I wrap her up in my arms, not giving a shit if I am making her stink again, I’m just too happy to see her to do anything else.

“Hey honey,” I say, a smile not only on my face but in my voice. I kiss her forehead and cheeks before planting a zinger on her mouth. Kissing Angel is like kissing a battery, it fills me with this electrifying energy.

She signs in content and presses herself even closer to my chest. I look behind me at her mess.

“I see you have made your usual trail of chaos in your wake.”

Angel can’t stop the giggle that escapes her, and I love the sound causing me to chuckle, the rumble of it bouncing around in my chest.

“Isn't that what I'm here for?” she asks, a twinkle in her eye before she starts grilling me, “Why didn't you text me to let me know that Priest was gonna be here. A heads up would have been appreciated as I smell like sweat and overpriced cigars.”

I shrug, “Didn't really have time and I figured it wouldn’t hurt to have you thrown off your game.”

She chuckles at that before smacking me on the chest. She’s a sweetheart. It drives me a little crazy when I think about all the shit she’s been put through, all the pain she’s had to overcome.

“She knows, you know.” I say, because I can’t hold it in longer. If I do I might not ever say anything and that’s not fair.

Angel stills before racking her hand through her raven black hair.

“huh?”

I don’t hide my eye roll, because Angel is anything but dumb, so I continue.

“I kissed her today.”

Angel looks up, an incredulous look on her face, but no betrayal. I hadn’t lied to Priest when I said she’s been telling me to grow a set for years. She’s been my biggest cheerleader, the second best friend I’ve ever had.

“You finally did?” her voice holds a bit of wonder and fascination in it that makes me want to smirk, but because we both love the same girl, I hold it in and just nod.

“Wow...so you told her?” she asks.

I shrug, like it’s no big deal, but then say, “Kinda had to when the first though to come out of her mouth was about what you were going to think.”

Angel fights a smile at that, because it’s just like Priest to think about someone else first. It’s always been her nature to look out for others, not just after their physical selves, but for their emotional wellbeing too.

“So that's what she wants to talk about. She feels guilty,” she says in a resigned way, that’s so unlike the woman I love.

“No,” I say, “or at least I don't think so. I didn't just tell her about being in love with her for years. She knows about how YOU feel.”

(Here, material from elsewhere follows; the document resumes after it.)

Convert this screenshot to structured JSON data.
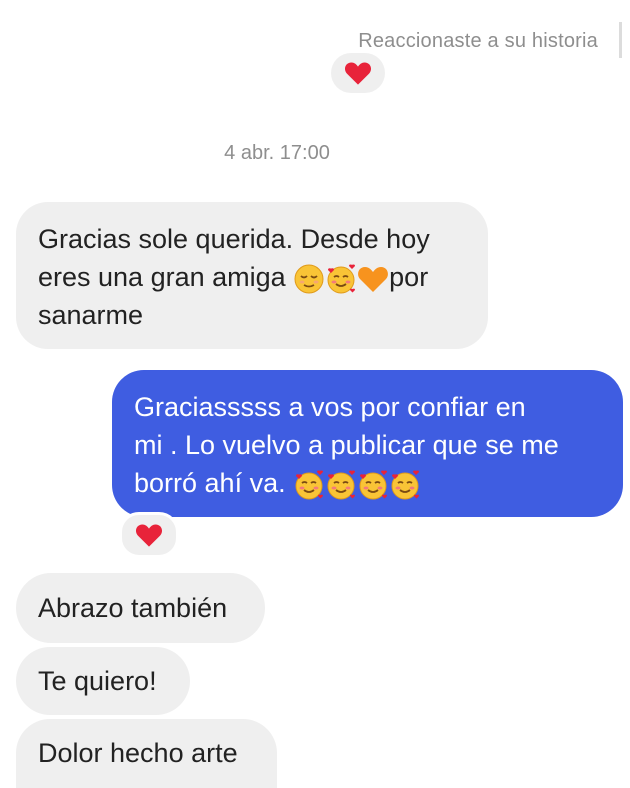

Angel looks even paper than her usual porcelain, “Oh Jesus, tell me you're joking, please?”

I shake my head.

“I can't handle rejection today, just not today Bones. God I hope it IS one of those ‘let’s still be friends after I’ve found out you love me’ talks and not one of those, ‘You know how I found you in a gutter being beaten by your pimp after him watching some of his friends hurt you in the worst way a man can hurt a woman, like you know how I saw all of that, ans damn near killed your sleazy pimp? Well I just can’t get your broken body out of my head and find you and your past life as a prostitute utterly repulsive!’”

I Grab her shoulders and give her a slight shake. I hate when she lets her last effect her future. She is not the little girl stolen in the middle of the night sold into human trafficking. She is not her past any more than I am.

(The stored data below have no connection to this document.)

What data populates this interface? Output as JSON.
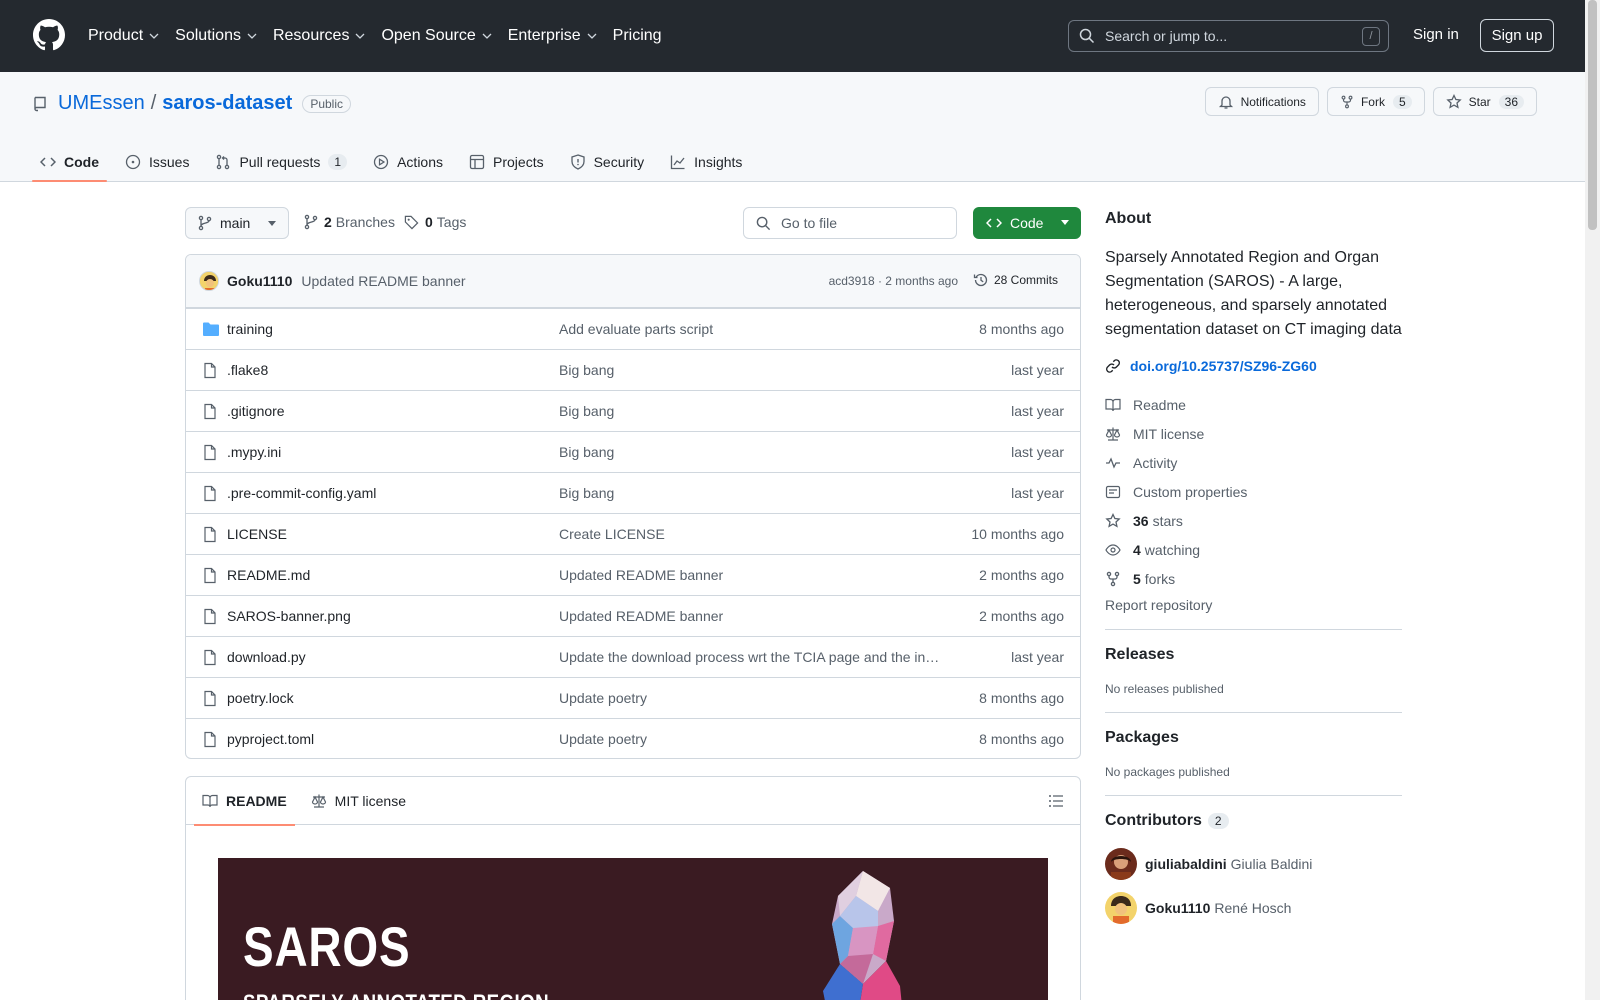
{
  "header": {
    "nav": [
      {
        "label": "Product",
        "has_menu": true
      },
      {
        "label": "Solutions",
        "has_menu": true
      },
      {
        "label": "Resources",
        "has_menu": true
      },
      {
        "label": "Open Source",
        "has_menu": true
      },
      {
        "label": "Enterprise",
        "has_menu": true
      },
      {
        "label": "Pricing",
        "has_menu": false
      }
    ],
    "search_placeholder": "Search or jump to...",
    "search_key": "/",
    "sign_in": "Sign in",
    "sign_up": "Sign up"
  },
  "repo": {
    "owner": "UMEssen",
    "separator": "/",
    "name": "saros-dataset",
    "visibility": "Public",
    "notifications_label": "Notifications",
    "fork_label": "Fork",
    "fork_count": "5",
    "star_label": "Star",
    "star_count": "36"
  },
  "tabs": [
    {
      "label": "Code",
      "icon": "code-icon",
      "active": true
    },
    {
      "label": "Issues",
      "icon": "issue-icon"
    },
    {
      "label": "Pull requests",
      "icon": "pull-request-icon",
      "count": "1"
    },
    {
      "label": "Actions",
      "icon": "play-icon"
    },
    {
      "label": "Projects",
      "icon": "table-icon"
    },
    {
      "label": "Security",
      "icon": "shield-icon"
    },
    {
      "label": "Insights",
      "icon": "graph-icon"
    }
  ],
  "toolbar": {
    "branch": "main",
    "branches_count": "2",
    "branches_label": "Branches",
    "tags_count": "0",
    "tags_label": "Tags",
    "goto_file_placeholder": "Go to file",
    "code_button": "Code"
  },
  "latest_commit": {
    "author": "Goku1110",
    "message": "Updated README banner",
    "sha_time": "acd3918 · 2 months ago",
    "commits_label": "28 Commits"
  },
  "files": [
    {
      "name": "training",
      "type": "folder",
      "message": "Add evaluate parts script",
      "date": "8 months ago"
    },
    {
      "name": ".flake8",
      "type": "file",
      "message": "Big bang",
      "date": "last year"
    },
    {
      "name": ".gitignore",
      "type": "file",
      "message": "Big bang",
      "date": "last year"
    },
    {
      "name": ".mypy.ini",
      "type": "file",
      "message": "Big bang",
      "date": "last year"
    },
    {
      "name": ".pre-commit-config.yaml",
      "type": "file",
      "message": "Big bang",
      "date": "last year"
    },
    {
      "name": "LICENSE",
      "type": "file",
      "message": "Create LICENSE",
      "date": "10 months ago"
    },
    {
      "name": "README.md",
      "type": "file",
      "message": "Updated README banner",
      "date": "2 months ago"
    },
    {
      "name": "SAROS-banner.png",
      "type": "file",
      "message": "Updated README banner",
      "date": "2 months ago"
    },
    {
      "name": "download.py",
      "type": "file",
      "message": "Update the download process wrt the TCIA page and the in…",
      "date": "last year"
    },
    {
      "name": "poetry.lock",
      "type": "file",
      "message": "Update poetry",
      "date": "8 months ago"
    },
    {
      "name": "pyproject.toml",
      "type": "file",
      "message": "Update poetry",
      "date": "8 months ago"
    }
  ],
  "readme": {
    "tab_readme": "README",
    "tab_license": "MIT license",
    "banner_title": "SAROS",
    "banner_subtitle": "SPARSELY ANNOTATED REGION"
  },
  "about": {
    "heading": "About",
    "description": "Sparsely Annotated Region and Organ Segmentation (SAROS) - A large, heterogeneous, and sparsely annotated segmentation dataset on CT imaging data",
    "doi": "doi.org/10.25737/SZ96-ZG60",
    "items": [
      {
        "icon": "book-icon",
        "bold": "",
        "label": "Readme"
      },
      {
        "icon": "law-icon",
        "bold": "",
        "label": "MIT license"
      },
      {
        "icon": "pulse-icon",
        "bold": "",
        "label": "Activity"
      },
      {
        "icon": "note-icon",
        "bold": "",
        "label": "Custom properties"
      },
      {
        "icon": "star-icon",
        "bold": "36",
        "label": "stars"
      },
      {
        "icon": "eye-icon",
        "bold": "4",
        "label": "watching"
      },
      {
        "icon": "fork-icon",
        "bold": "5",
        "label": "forks"
      }
    ],
    "report": "Report repository"
  },
  "releases": {
    "heading": "Releases",
    "note": "No releases published"
  },
  "packages": {
    "heading": "Packages",
    "note": "No packages published"
  },
  "contributors": {
    "heading": "Contributors",
    "count": "2",
    "people": [
      {
        "login": "giuliabaldini",
        "name": "Giulia Baldini"
      },
      {
        "login": "Goku1110",
        "name": "René Hosch"
      }
    ]
  }
}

“Do you really think Priest gives a shit about your past? Do you really think after going through all of that you would fall in love with someone like that. Come on Angel, take a deep breath and think about the woman you’ve admired, been friends with, and loved in one capacity or another for the last 4 years. Does that really sound like Priest?”

She releases a long breath before relying, “God I fucking hate when you logic my fear, but damn do I fucking love you.”

She hugs me hard for a long moment. And I take a breath I didn’t realize I was holding.